There is a larger point here, too: time and time again, Wall Street and individual investors have massively overstated the potential of the Internet. Groupon and Zynga have collapsed; Facebook has gone nowhere but down in its four months as a public company. Even Netflix (NFLX) – a profitable company with a clear, market-leading niche – is some 80% off its peak last summer, while LinkedIn and Amazon.com (AMZN) trade at astronomical multiples to relatively small earnings.

Perhaps, it will be different for Internet businesses in the gambling sector. But it seems unlikely. The same wild optimism that drove Pets.com to a multi-billion dollar valuation in 1999, and Groupon to a stunning $20 billion market capitalization last year, seems likely to result in iGaming businesses – and their related stocks – becoming overvalued now. As our own Calvin Ayre has repeatedly noted, public companies are at a massive disadvantage in the iGaming world. Their size makes them less nimble – note, in particular, the struggles at newly merged bwin.Party – and their responsibility to shareholders means they are shut out of the most lucrative online markets, most notably in Asia.

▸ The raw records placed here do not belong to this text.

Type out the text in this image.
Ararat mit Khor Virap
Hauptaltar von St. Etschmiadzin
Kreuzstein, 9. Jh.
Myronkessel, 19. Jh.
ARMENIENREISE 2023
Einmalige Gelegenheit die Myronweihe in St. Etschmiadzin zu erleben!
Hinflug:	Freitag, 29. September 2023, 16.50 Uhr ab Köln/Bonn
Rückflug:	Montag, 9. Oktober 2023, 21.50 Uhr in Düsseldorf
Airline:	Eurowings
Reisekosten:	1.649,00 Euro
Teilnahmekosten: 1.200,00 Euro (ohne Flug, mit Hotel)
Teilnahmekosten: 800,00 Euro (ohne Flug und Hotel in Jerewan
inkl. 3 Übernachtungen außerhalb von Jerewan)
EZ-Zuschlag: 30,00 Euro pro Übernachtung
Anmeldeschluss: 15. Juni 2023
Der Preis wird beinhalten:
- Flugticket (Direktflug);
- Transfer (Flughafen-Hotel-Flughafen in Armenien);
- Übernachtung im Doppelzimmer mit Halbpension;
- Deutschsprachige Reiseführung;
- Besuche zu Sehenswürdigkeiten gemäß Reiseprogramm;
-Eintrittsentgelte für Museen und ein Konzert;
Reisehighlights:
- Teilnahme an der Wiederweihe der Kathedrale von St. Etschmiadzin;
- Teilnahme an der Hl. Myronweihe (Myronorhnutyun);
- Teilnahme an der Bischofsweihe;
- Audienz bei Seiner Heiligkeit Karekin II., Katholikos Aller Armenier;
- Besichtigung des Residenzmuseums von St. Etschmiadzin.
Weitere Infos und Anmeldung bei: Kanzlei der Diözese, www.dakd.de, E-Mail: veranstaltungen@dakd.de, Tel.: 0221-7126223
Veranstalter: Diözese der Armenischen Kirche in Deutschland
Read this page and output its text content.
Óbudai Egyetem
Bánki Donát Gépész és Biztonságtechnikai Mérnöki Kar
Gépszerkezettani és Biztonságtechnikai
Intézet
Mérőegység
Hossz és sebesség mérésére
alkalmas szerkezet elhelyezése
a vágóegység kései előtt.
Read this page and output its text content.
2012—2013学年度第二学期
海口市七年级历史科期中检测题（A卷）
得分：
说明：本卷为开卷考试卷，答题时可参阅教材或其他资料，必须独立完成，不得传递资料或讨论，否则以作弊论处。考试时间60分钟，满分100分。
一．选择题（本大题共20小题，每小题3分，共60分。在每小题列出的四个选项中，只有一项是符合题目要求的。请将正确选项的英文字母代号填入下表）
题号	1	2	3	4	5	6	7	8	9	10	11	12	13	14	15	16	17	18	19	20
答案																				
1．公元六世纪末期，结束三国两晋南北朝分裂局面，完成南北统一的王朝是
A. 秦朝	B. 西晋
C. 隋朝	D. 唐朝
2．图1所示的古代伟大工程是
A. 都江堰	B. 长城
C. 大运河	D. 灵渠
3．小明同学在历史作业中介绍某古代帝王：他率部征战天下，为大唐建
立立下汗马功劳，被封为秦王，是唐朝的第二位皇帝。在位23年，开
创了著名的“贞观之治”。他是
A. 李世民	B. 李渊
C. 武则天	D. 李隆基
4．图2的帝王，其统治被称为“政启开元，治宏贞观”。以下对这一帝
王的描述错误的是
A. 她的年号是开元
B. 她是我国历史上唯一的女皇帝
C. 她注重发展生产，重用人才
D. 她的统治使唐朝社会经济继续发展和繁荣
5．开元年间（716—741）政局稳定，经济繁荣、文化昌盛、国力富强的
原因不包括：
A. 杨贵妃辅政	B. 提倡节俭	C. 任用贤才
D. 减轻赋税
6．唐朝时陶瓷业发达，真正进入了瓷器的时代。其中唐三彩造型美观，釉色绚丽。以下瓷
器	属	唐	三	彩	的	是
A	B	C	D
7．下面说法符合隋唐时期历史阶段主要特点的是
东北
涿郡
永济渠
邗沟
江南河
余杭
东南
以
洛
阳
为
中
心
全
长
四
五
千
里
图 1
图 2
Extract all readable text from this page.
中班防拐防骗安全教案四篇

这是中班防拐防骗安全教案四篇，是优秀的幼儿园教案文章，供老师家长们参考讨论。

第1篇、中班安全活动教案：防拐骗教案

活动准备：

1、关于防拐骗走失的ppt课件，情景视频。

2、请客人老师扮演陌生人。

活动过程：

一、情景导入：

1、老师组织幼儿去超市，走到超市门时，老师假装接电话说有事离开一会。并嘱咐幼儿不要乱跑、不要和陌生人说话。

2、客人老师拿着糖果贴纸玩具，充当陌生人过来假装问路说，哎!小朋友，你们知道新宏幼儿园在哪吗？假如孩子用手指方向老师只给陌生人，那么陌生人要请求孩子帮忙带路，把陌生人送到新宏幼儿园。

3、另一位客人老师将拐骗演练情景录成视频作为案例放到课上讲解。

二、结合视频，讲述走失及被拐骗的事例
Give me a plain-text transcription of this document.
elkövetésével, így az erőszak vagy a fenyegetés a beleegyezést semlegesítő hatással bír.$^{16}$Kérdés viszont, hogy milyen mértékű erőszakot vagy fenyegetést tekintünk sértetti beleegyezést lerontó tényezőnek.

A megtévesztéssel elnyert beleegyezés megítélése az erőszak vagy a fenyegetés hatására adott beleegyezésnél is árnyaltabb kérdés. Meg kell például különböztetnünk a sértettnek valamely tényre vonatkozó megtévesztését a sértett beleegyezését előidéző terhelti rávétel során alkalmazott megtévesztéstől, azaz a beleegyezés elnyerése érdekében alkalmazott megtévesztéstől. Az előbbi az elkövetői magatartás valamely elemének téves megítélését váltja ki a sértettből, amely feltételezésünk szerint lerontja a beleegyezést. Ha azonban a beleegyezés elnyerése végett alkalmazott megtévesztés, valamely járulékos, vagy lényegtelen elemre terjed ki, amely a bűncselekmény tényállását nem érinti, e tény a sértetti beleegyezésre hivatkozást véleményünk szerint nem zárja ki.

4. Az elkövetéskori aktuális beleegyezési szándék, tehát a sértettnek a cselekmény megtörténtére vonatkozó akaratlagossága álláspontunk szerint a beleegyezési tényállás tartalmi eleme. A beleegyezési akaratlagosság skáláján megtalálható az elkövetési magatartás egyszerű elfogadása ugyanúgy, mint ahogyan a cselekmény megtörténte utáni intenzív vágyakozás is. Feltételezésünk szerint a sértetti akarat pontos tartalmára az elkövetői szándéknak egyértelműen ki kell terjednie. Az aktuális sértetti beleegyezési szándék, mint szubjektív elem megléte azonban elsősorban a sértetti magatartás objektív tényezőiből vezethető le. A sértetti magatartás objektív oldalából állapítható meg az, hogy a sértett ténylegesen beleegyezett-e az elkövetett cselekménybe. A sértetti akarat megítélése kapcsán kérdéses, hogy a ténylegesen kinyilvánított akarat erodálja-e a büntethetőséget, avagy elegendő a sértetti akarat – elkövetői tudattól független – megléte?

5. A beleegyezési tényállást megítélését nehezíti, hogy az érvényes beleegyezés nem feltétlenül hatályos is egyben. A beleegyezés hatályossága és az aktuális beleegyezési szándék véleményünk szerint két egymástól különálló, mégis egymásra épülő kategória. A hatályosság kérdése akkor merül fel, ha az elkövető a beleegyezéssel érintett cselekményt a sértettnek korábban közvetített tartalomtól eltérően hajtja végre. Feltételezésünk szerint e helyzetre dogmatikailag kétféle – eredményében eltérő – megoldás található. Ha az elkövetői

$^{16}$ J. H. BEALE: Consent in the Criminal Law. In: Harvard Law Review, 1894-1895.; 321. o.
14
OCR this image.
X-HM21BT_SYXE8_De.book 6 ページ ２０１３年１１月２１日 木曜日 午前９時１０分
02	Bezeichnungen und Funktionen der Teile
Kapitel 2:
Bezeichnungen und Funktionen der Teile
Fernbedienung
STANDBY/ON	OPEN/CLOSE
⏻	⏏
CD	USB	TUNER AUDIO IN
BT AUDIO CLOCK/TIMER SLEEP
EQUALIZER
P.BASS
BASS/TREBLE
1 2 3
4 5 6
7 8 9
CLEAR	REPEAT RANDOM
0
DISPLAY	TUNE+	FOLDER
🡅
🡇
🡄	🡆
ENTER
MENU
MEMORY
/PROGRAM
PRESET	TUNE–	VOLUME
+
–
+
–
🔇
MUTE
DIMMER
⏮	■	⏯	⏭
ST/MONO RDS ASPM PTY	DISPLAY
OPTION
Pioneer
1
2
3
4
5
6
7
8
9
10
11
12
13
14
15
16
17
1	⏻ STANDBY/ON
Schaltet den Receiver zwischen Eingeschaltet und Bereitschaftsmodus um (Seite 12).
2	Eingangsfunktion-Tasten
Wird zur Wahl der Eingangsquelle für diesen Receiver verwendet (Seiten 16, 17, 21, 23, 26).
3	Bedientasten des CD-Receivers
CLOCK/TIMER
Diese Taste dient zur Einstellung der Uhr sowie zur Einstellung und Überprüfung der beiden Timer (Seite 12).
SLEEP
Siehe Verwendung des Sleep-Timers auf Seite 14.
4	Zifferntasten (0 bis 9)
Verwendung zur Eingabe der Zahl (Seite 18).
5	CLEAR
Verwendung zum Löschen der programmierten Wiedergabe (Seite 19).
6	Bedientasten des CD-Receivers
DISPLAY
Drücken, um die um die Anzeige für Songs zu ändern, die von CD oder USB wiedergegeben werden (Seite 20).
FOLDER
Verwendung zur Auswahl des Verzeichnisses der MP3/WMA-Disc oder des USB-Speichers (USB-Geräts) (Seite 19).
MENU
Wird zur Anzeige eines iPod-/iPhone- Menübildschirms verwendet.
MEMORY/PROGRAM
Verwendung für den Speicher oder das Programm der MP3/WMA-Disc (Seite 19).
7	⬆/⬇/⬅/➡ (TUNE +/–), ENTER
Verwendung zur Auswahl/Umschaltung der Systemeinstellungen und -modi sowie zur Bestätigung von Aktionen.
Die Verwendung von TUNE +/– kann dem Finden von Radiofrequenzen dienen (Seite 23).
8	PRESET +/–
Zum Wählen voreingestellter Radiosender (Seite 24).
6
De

Those who cannot learn from history are doomed to repeat it, as George Santayana once famously posited. The history of Internet stocks is littered with disappointments. It may be different in the gambling sector; but investors would be wise to learn their lessons from online stocks in other sectors. The rosy scenarios often sound fantastic; but the reality doesn’t seem to live up to the hype. It was true for the first dot-com boom, and just as true the second time around. It seems unlikely that the third time will be the charm.